Environment Features

• The Mark VIe control system cabinet should be installed in an environmentally controlled room or in the control room itself. The cabinet should be installed in a location where the floor surface allows for attachment in only one plane (a flat, level, and continuous surface).
• The mounting hardware is supplied by the customer. Lifting lugs are provided, and lifting cables must not exceed 45° from the vertical plane if used. Finally, the cabinet has a door handle that can be locked for security. Interconnecting cables can enter the cabinet from the top or bottom via removable access plates.
• Convection cooling of the cabinet necessitates the sealing of conduits to access plates. Furthermore, the temperature of the air passing through the conduit must be within the acceptable range. This is true for both the top and bottom access plates.

Operation

The operation of the system involves several key aspects, including the installation of the ToolboxST application, configuring the UDH network communication, and establishing the necessary IP address for communication with site HMIs.
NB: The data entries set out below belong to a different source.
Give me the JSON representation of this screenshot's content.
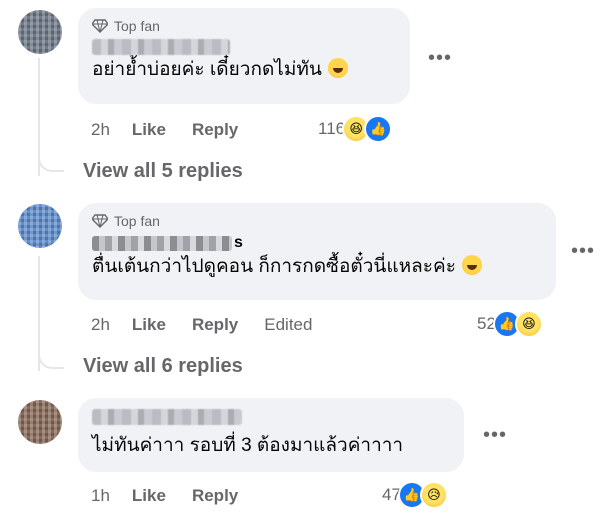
{
  "comments": [
    {
      "badge": "Top fan",
      "text": "อย่าย้ำบ่อยค่ะ เดี๋ยวกดไม่ทัน",
      "time": "2h",
      "like": "Like",
      "reply": "Reply",
      "edited": "",
      "reaction_count": "116",
      "reactions": [
        "haha",
        "like"
      ],
      "view_replies": "View all 5 replies"
    },
    {
      "badge": "Top fan",
      "name_visible": "s",
      "text": "ตื่นเต้นกว่าไปดูคอน ก็การกดซื้อตั๋วนี่แหละค่ะ",
      "time": "2h",
      "like": "Like",
      "reply": "Reply",
      "edited": "Edited",
      "reaction_count": "52",
      "reactions": [
        "like",
        "haha"
      ],
      "view_replies": "View all 6 replies"
    },
    {
      "badge": "",
      "text": "ไม่ทันค่าาา รอบที่ 3 ต้องมาแล้วค่าาาา",
      "time": "1h",
      "like": "Like",
      "reply": "Reply",
      "edited": "",
      "reaction_count": "47",
      "reactions": [
        "like",
        "sad"
      ],
      "view_replies": ""
    }
  ],
  "icons": {
    "badge": "diamond-icon",
    "more": "more-options-icon",
    "like_reaction": "thumbs-up-icon",
    "haha_reaction": "laughing-face-icon",
    "sad_reaction": "sad-face-icon"
  },
  "colors": {
    "bubble_bg": "#f0f2f5",
    "meta_text": "#65676b",
    "like_blue": "#1877f2"
  }
}
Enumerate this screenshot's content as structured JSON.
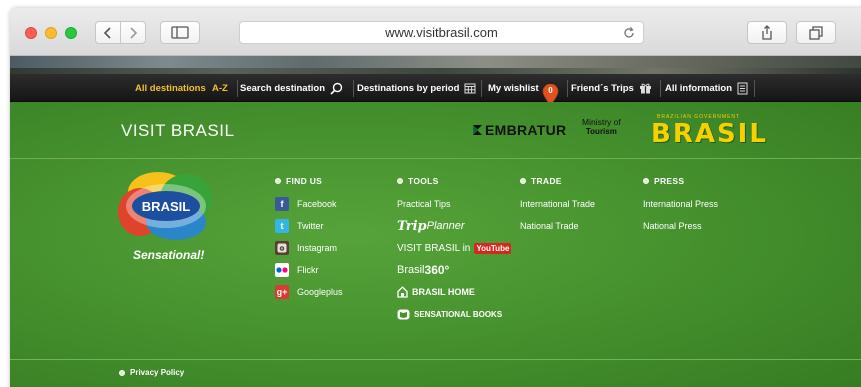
{
  "browser": {
    "url": "www.visitbrasil.com"
  },
  "nav": {
    "all_destinations": "All destinations",
    "a_z": "A-Z",
    "search_destination": "Search destination",
    "destinations_by_period": "Destinations by period",
    "my_wishlist": "My wishlist",
    "wishlist_count": "0",
    "friends_trips": "Friend´s Trips",
    "all_information": "All information"
  },
  "brand": {
    "visit_brasil": "VISIT BRASIL",
    "embratur": "EMBRATUR",
    "ministry_line1": "Ministry of",
    "ministry_line2": "Tourism",
    "gov_small": "BRAZILIAN GOVERNMENT",
    "gov_big": "BRASIL",
    "badge_text": "BRASIL",
    "sensational": "Sensational!"
  },
  "columns": {
    "find_us": {
      "heading": "FIND US",
      "items": [
        "Facebook",
        "Twitter",
        "Instagram",
        "Flickr",
        "Googleplus"
      ]
    },
    "tools": {
      "heading": "TOOLS",
      "practical_tips": "Practical Tips",
      "trip_planner_a": "Trip",
      "trip_planner_b": "Planner",
      "visit_brasil_in": "VISIT BRASIL in",
      "youtube": "YouTube",
      "brasil360_a": "Brasil",
      "brasil360_b": "360°",
      "brasil_home": "BRASIL HOME",
      "sensational_books": "SENSATIONAL BOOKS"
    },
    "trade": {
      "heading": "TRADE",
      "items": [
        "International Trade",
        "National Trade"
      ]
    },
    "press": {
      "heading": "PRESS",
      "items": [
        "International Press",
        "National Press"
      ]
    }
  },
  "footer": {
    "privacy_policy": "Privacy Policy"
  },
  "colors": {
    "accent_yellow": "#f2c12e",
    "page_green": "#46922e",
    "navbar_dark": "#1d1d1d"
  }
}
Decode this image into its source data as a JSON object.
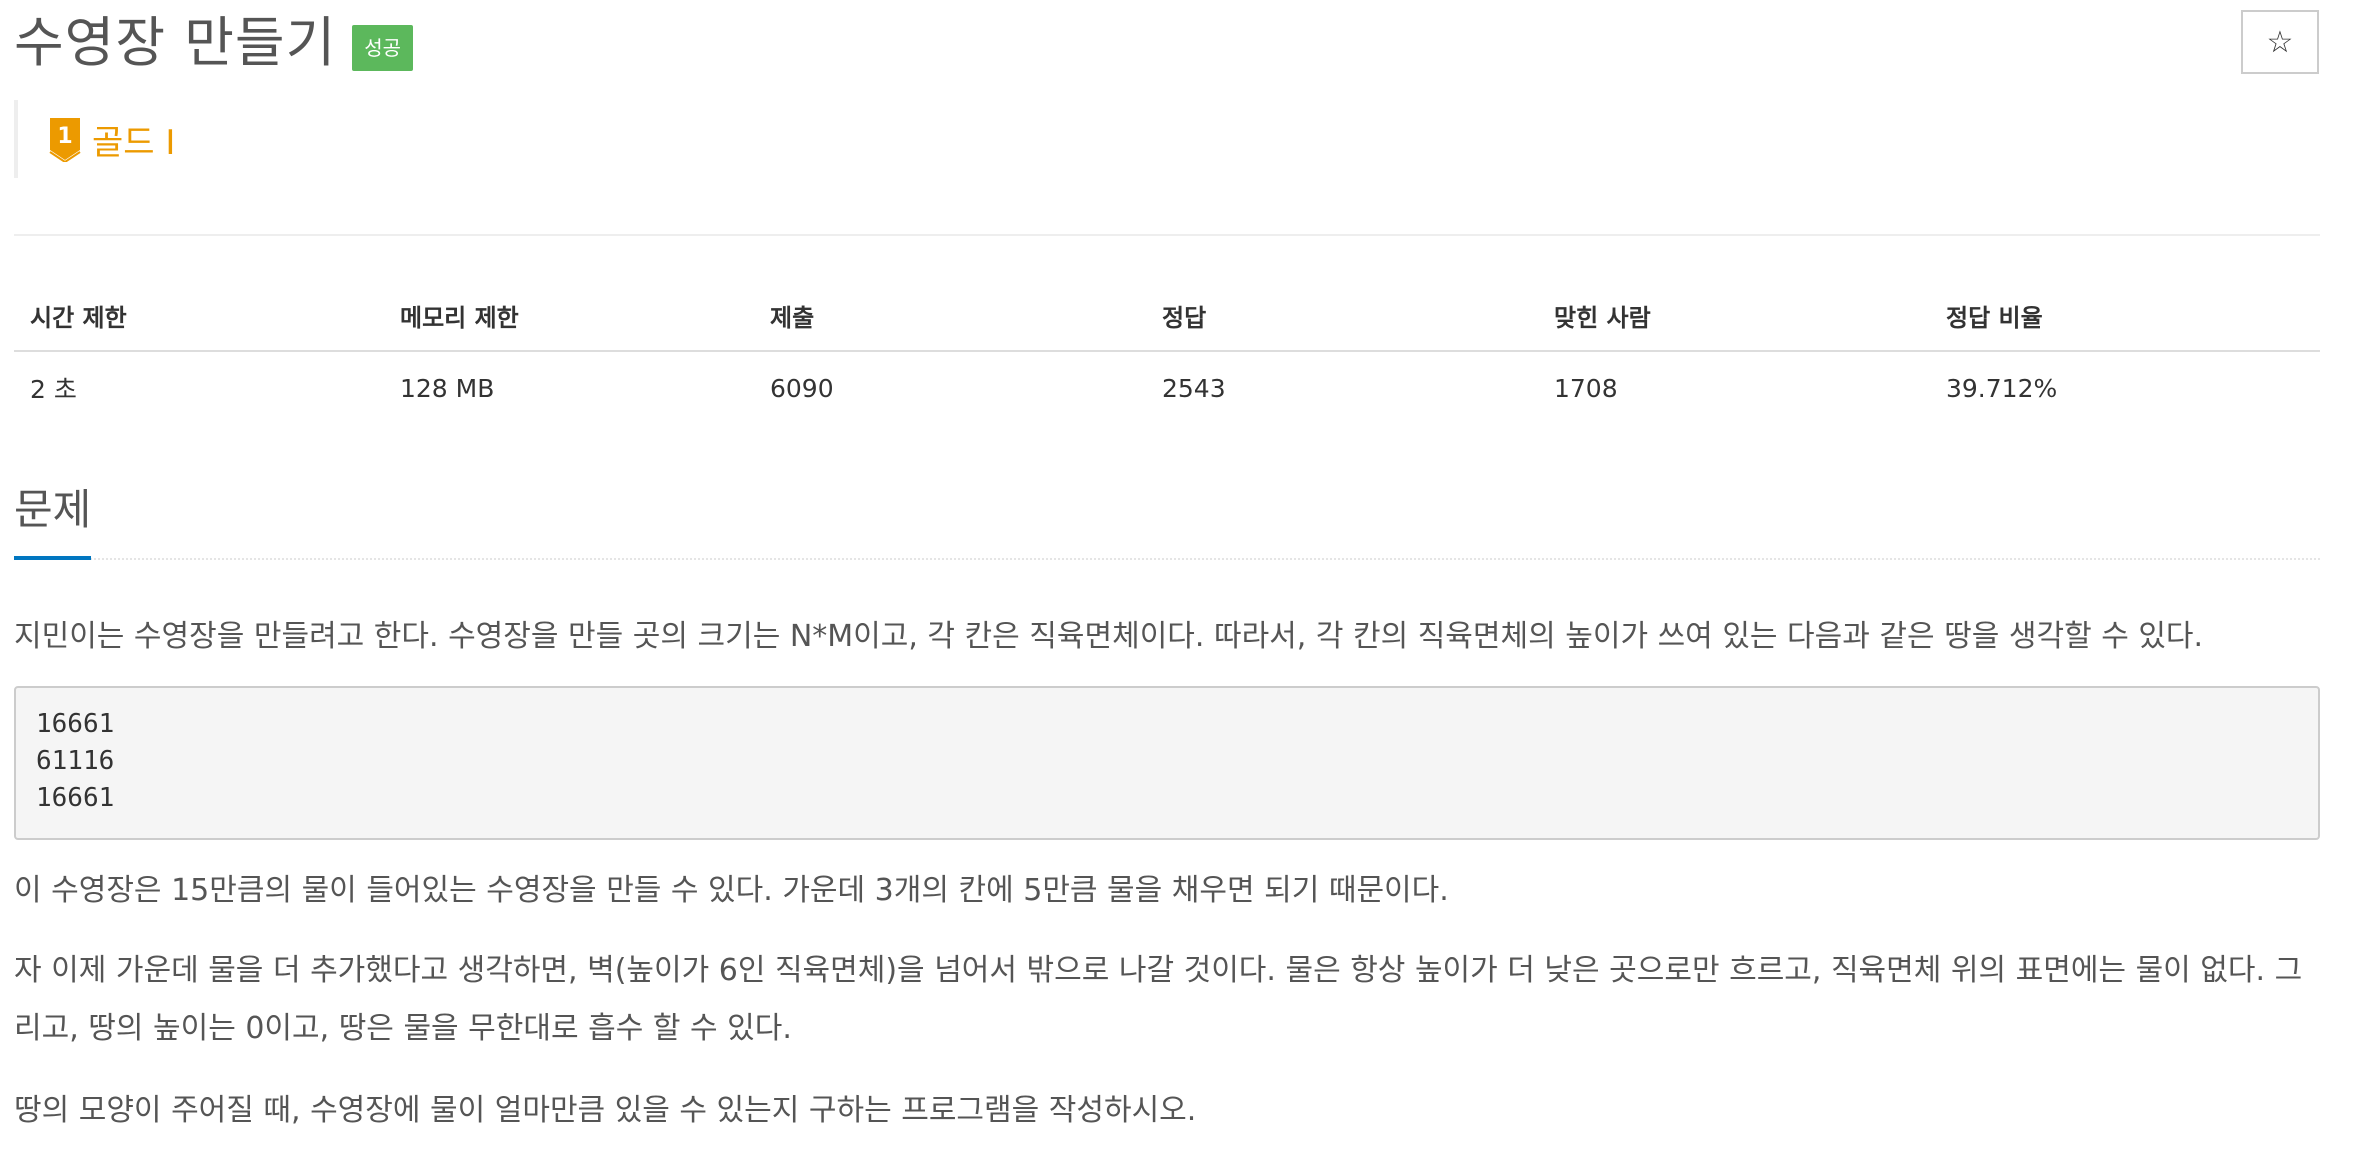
{
  "header": {
    "title": "수영장 만들기",
    "result_badge": "성공",
    "star_icon": "☆"
  },
  "tier": {
    "label": "골드 I",
    "level_number": "1",
    "color": "#ec9a00"
  },
  "stats": {
    "headers": [
      "시간 제한",
      "메모리 제한",
      "제출",
      "정답",
      "맞힌 사람",
      "정답 비율"
    ],
    "values": [
      "2 초",
      "128 MB",
      "6090",
      "2543",
      "1708",
      "39.712%"
    ]
  },
  "problem": {
    "section_title": "문제",
    "intro": "지민이는 수영장을 만들려고 한다. 수영장을 만들 곳의 크기는 N*M이고, 각 칸은 직육면체이다. 따라서, 각 칸의 직육면체의 높이가 쓰여 있는 다음과 같은 땅을 생각할 수 있다.",
    "example_lines": [
      "16661",
      "61116",
      "16661"
    ],
    "para2": "이 수영장은 15만큼의 물이 들어있는 수영장을 만들 수 있다. 가운데 3개의 칸에 5만큼 물을 채우면 되기 때문이다.",
    "para3": "자 이제 가운데 물을 더 추가했다고 생각하면, 벽(높이가 6인 직육면체)을 넘어서 밖으로 나갈 것이다. 물은 항상 높이가 더 낮은 곳으로만 흐르고, 직육면체 위의 표면에는 물이 없다. 그리고, 땅의 높이는 0이고, 땅은 물을 무한대로 흡수 할 수 있다.",
    "para4": "땅의 모양이 주어질 때, 수영장에 물이 얼마만큼 있을 수 있는지 구하는 프로그램을 작성하시오."
  },
  "colors": {
    "success": "#5cb85c",
    "gold": "#ec9a00",
    "section_underline": "#0076c0"
  }
}
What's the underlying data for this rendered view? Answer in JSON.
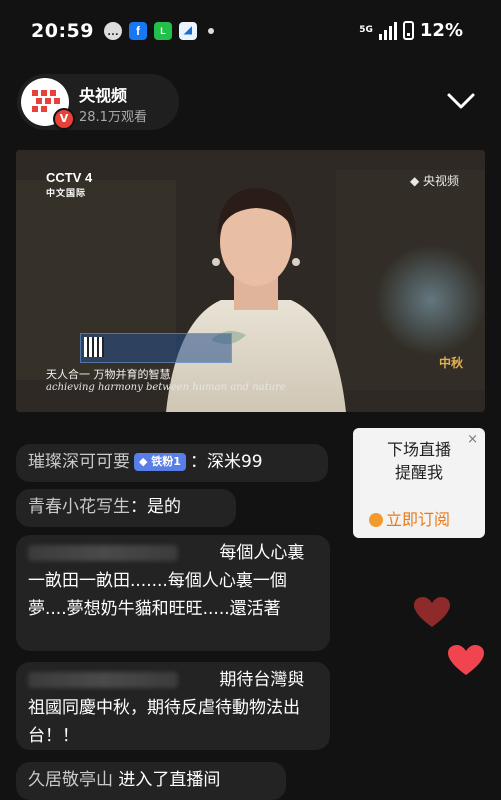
{
  "status_bar": {
    "time": "20:59",
    "network": "5G",
    "battery": "12%",
    "notification_icons": [
      "chat-bubble-icon",
      "facebook-icon",
      "line-icon",
      "app-icon"
    ]
  },
  "channel": {
    "name": "央视频",
    "views": "28.1万观看",
    "brand_color": "#e8413a"
  },
  "video": {
    "channel_logo": "CCTV 4",
    "channel_sub": "中文国际",
    "watermark": "央视频",
    "subtitle_cn": "天人合一  万物并育的智慧",
    "subtitle_en": "achieving harmony between human and nature",
    "corner_text": "中秋"
  },
  "chat": [
    {
      "user": "璀璨深可可要",
      "badge": "铁粉1",
      "text": "深米99"
    },
    {
      "user": "青春小花写生",
      "text": "是的"
    },
    {
      "user_hidden": true,
      "text": "每個人心裏一畝田一畝田.......每個人心裏一個夢....夢想奶牛貓和旺旺.....還活著"
    },
    {
      "user_hidden": true,
      "text": "期待台灣與祖國同慶中秋，期待反虐待動物法出台！！"
    },
    {
      "user": "久居敬亭山",
      "text": "进入了直播间"
    }
  ],
  "reminder": {
    "text_line1": "下场直播",
    "text_line2": "提醒我",
    "button": "立即订阅",
    "close": "×",
    "accent_color": "#ea7a18"
  },
  "colors": {
    "background": "#121212",
    "bubble": "#232323",
    "heart_dark": "#8e2a2a",
    "heart_bright": "#f0454f"
  }
}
Here is an expanded explanation of these operations:

• ToolboxST Application Installation: To facilitate configuration and management tasks, the ToolboxST application is typically installed on a minimum 4 GB unencrypted flash drive. This flash drive serves as the storage medium for the application and contains the necessary files and settings. The ToolboxST application provides a user-friendly interface for configuring various aspects of the system, including network communication.
• UDH Network Configuration: The UDH (User Datagram Header) network is utilized for communication within the system. During the configuration process, the ToolboxST application is employed to define the communication parameters for the UDH network. This involves setting up network addresses, ports, protocols, and other relevant settings. The configuration ensures that the control module can establish reliable and secure communication with other devices and systems within the network.
• Default IP Address: By default, the control module is assigned the IP address 192.168.101.111. This IP address serves as the initial configuration for the module's network connectivity. However, it is important to note that this default IP address may need to be modified to match the specific requirements and setup of the site or network where the system is deployed.
• Configuring Relevant UDH IP Address: In order for the control module to effectively communicate with the site HMIs (Human-Machine Interfaces), it must be configured with the relevant UDH IP address. This IP address is specific to the UDH network and enables seamless communication between the control module and the site HMIs. Through the ToolboxST application, the control module's IP address can be customized and set to the appropriate value that aligns with the network configuration and addressing scheme of the site.